Quoted Musk: "Am considering taking Tesla private at $420. Funding secured."
- "Am considering" - not announcing Tesla going private but something he wants but not yet achieved.
- "taking Tesla private at $420." - a goal, not an announced accomplishment.
- "Funding secured." - so the question is could Musk have been misled?
To me, this is the only part of the government case that may have standing. So let's take a close look:
"3. Musk knew or was reckless in not knowing . . ." - Here the government claims either "Musk knew" or "not knowing." Short of an essay by Musk on the legal requirements of how a company goes private or even a corporate takeover is done, this is a heavy lift. There is nothing else but an outline of the steps needed to go private. This would be an excellent outline for a business school class on 'how it is done.'
Silly statement "4. Investors reacted ..." simply goes back to stocks are a gamble. Their reactions have no bearing on whether or not Musk was misled on "
Funding secured." The following "5. Musk's ..." is a restatement of #4.
Addressing the legal basis, "6. By engaging in the conduct
alleged ..." which means it is something to be decided in a jury trial. Items 7-9 are restating the legal basis.
Now in terms of remedies, "10. ...
Musk oversees all product development, engineering, and design of Tesla's products." Now the SEC has identified how critical Musk has been to Tesla operations. This significantly risks the future of Tesla as a company because as restated in "11.
Tesla, which designs, develops, manufactures, and sells electric vehicles and energy generation and storage systems ..."
Statements 12-14 assert that Musk uses Twitter. Good thing no one else like the President of the USA does this." Fine, it is laying out how Musk communicates.
Statement 15 describes how 'short' sellers operate. In "16. ...
Tesla has been unfairly targeted by short sellers ..."
Statement 17-18 says Musk met with Saudi Investment Fund. Now we get to "19. ...
he assumed the the lead Fund representative was proposing a "standard" going-private transaction ..." Now even the government states Musk had 'assumed' which is a far from a deliberate act to mislead others. Restating the government claim, "20-22" are more details about Musk's understanding or misunderstanding. Again, the government provides a step-by-step list of what would be required.

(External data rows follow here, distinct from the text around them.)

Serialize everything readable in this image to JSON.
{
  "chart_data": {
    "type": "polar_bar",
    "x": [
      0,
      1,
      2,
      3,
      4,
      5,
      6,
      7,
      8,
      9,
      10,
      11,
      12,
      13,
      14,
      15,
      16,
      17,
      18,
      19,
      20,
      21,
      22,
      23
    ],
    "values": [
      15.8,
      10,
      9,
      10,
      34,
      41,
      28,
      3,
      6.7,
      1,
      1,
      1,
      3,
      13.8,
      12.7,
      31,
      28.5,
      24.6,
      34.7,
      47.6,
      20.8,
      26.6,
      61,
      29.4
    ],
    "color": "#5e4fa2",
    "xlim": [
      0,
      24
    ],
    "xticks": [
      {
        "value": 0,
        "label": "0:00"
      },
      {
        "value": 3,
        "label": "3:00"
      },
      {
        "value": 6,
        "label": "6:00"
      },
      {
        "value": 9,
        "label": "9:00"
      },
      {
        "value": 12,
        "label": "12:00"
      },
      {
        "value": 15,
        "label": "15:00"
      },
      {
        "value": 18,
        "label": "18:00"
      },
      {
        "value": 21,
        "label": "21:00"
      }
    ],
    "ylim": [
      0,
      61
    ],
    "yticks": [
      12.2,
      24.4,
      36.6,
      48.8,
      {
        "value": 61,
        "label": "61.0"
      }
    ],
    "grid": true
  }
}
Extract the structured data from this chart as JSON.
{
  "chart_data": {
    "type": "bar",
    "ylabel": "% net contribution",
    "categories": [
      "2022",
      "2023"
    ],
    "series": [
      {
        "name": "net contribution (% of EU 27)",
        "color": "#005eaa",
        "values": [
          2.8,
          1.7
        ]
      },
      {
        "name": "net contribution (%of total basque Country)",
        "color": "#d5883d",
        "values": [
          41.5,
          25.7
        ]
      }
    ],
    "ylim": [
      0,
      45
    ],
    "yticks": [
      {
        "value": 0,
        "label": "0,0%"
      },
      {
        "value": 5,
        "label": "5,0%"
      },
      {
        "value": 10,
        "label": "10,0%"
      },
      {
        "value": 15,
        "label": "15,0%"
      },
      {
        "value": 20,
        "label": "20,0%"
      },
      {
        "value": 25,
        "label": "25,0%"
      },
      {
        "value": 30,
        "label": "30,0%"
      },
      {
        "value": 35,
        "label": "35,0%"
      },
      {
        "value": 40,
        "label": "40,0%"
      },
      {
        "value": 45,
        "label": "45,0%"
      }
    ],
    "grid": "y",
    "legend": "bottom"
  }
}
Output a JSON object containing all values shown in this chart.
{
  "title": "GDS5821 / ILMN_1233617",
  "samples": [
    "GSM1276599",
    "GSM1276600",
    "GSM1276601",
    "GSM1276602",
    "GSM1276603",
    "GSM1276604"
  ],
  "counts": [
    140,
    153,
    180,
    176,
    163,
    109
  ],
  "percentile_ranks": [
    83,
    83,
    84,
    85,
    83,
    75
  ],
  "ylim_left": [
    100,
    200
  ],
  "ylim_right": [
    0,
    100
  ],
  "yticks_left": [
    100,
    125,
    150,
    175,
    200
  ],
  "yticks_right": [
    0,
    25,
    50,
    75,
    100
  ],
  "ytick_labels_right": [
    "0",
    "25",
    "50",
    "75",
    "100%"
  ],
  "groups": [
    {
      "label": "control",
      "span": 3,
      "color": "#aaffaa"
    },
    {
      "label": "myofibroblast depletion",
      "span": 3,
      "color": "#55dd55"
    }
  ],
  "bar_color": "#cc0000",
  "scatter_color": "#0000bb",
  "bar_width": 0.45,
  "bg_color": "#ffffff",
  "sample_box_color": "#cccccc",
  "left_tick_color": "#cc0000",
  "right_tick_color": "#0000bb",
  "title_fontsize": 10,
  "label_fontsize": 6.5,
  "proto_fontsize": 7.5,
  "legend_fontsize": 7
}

Statements 23-59 shows Musk learning how going private is handled, a painful lesson. But there is a big gap between venial and accidental. Then "60. On the next trading day ..." again the stock gamblers were playing.
Statements 61-67 more on the education of Musk. Then we go full circle to:
"Musk Knew or Was Reckless in Not Knowing ..."

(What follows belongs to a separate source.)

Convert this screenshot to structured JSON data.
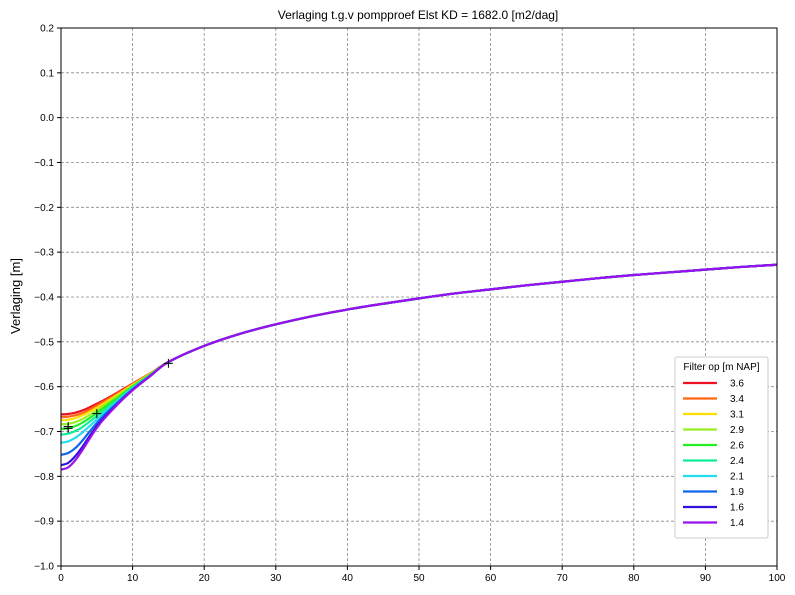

Again, the government eviscerates their claim by "
Not Knowing."
Statements 68-74 again claims facts not in evidence, the knowledge Musk had about what it takes to go from a public to a private corporation. He knew the advantages of stability to the SpaceX stock prices versus the wide spread, baseless speculations of financial 'news.'
Statements 75-77 restates the stock gamblers went for a ride.
It ends with the "CLAIM FOR RELIEF" which for completeness are:
I. Finding that Defendant violated the provisions of the federal securities laws as alleged herein;
To be determined at trial. There is a open question of intent versus ignorance.

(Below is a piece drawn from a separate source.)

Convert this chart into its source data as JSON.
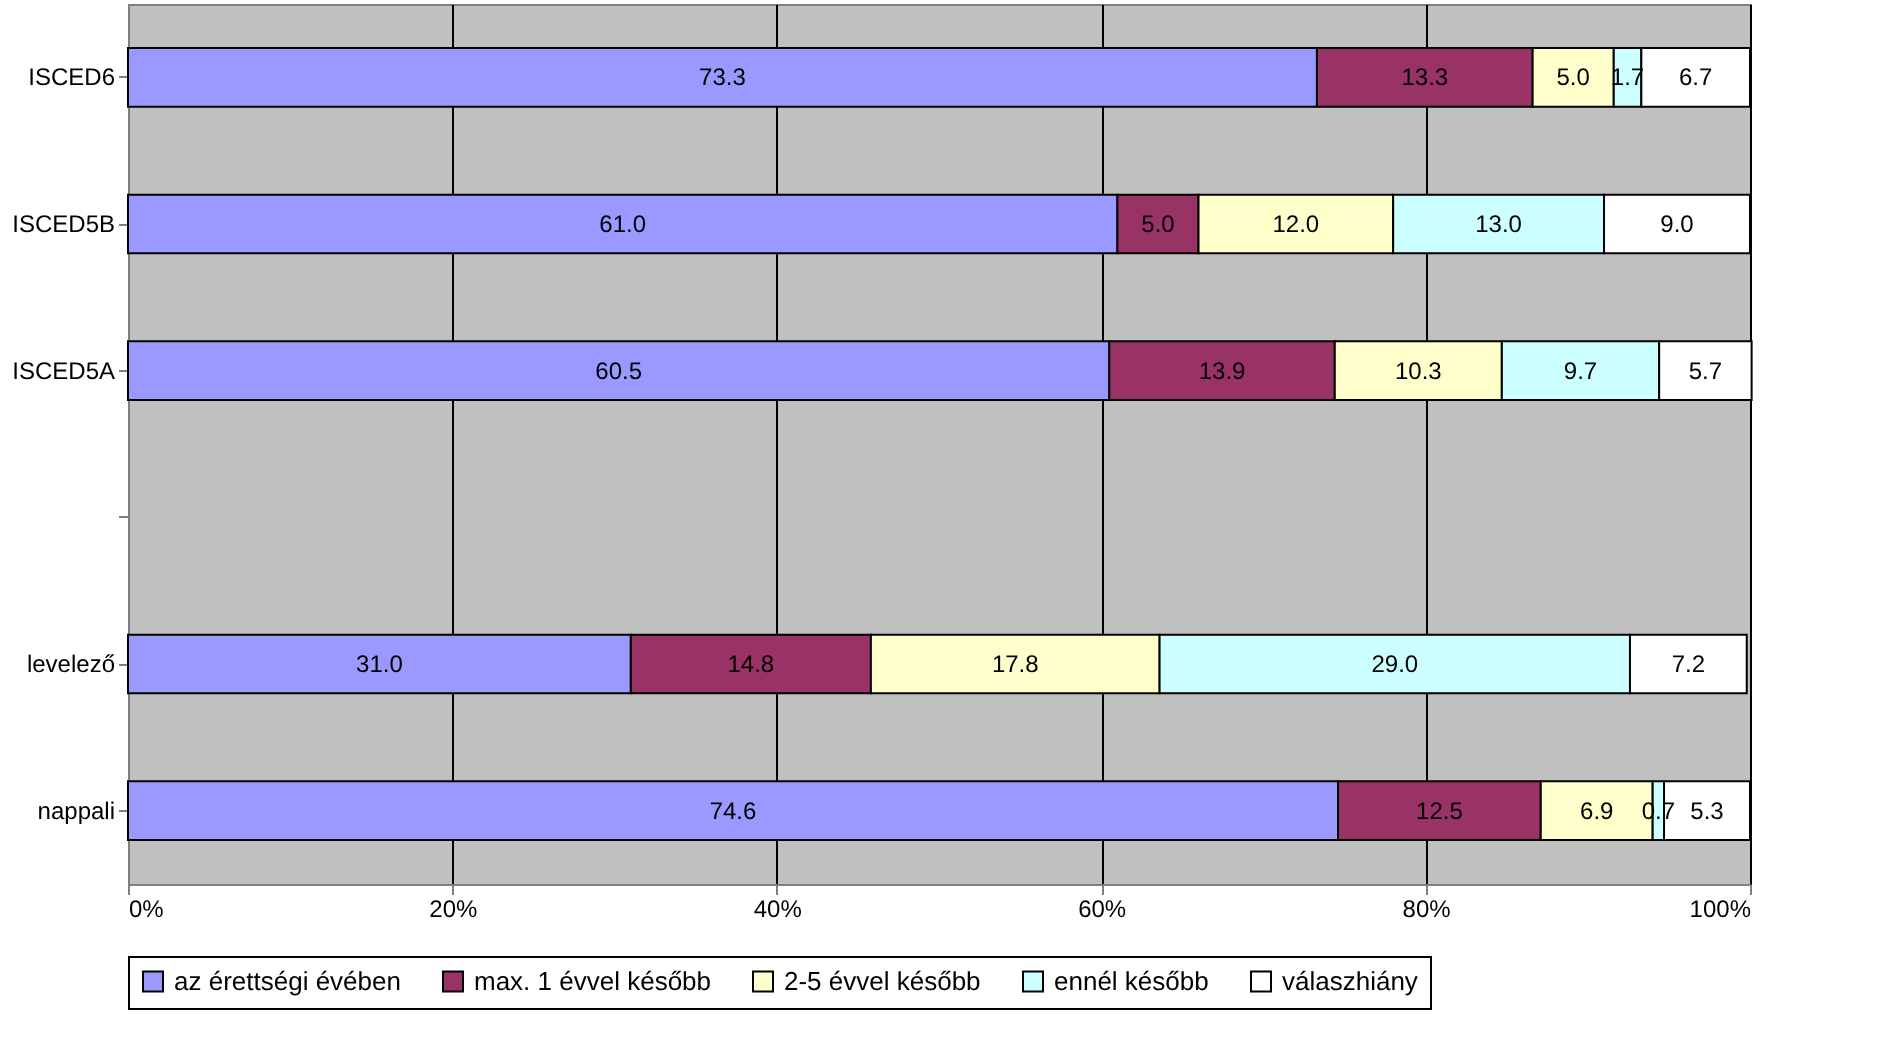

II. Permanently restraining and enjoining Defendant from, directly or indirectly, engaging in conduct in violation of Section 10(b) of the Exchange Act [15 U.S.C. § 78j(b)] and Rule 10b-5 thereunder [17 C.F.R. § 240.10b-5];
Citing the statute, kinda redundant.
III. Ordering Defendant to disgorge, with prejudgment interest, any ill-gotten gains received as a result of the violations alleged herein;
Facts not detailed in the allegations. Had Musk sold or bought stock at the time, game, set, point but I didn't find Musk had made any gains in the allegations. Can you find any?
IV. Ordering Defendant to pay civil penalties pursuant to Section 21(d)(3) of the Exchange Act [15 U.S.C. § 78u(d)(3)];
Pay the fine after adjudication.
V. Ordering that Defendant be prohibited from acting as an officer or director of any issuer that has a class of securities registered pursuant to Section 12 of the Exchange Act [15 U.S.C.
§ 78l] or that is required to file reports pursuant to Section 15(d) of the Exchange Act [15 U.S.C. § 78o(d)]; and
This is a sensitive point because Musk is the chief engineer. Loss of his engineering expertise would be the SEC fatally shutting down Tesla.
VI. Granting such other and further relief as this Court may deem just, equitable, or necessary.
Pointing a finger and saying TISK TISK TISK.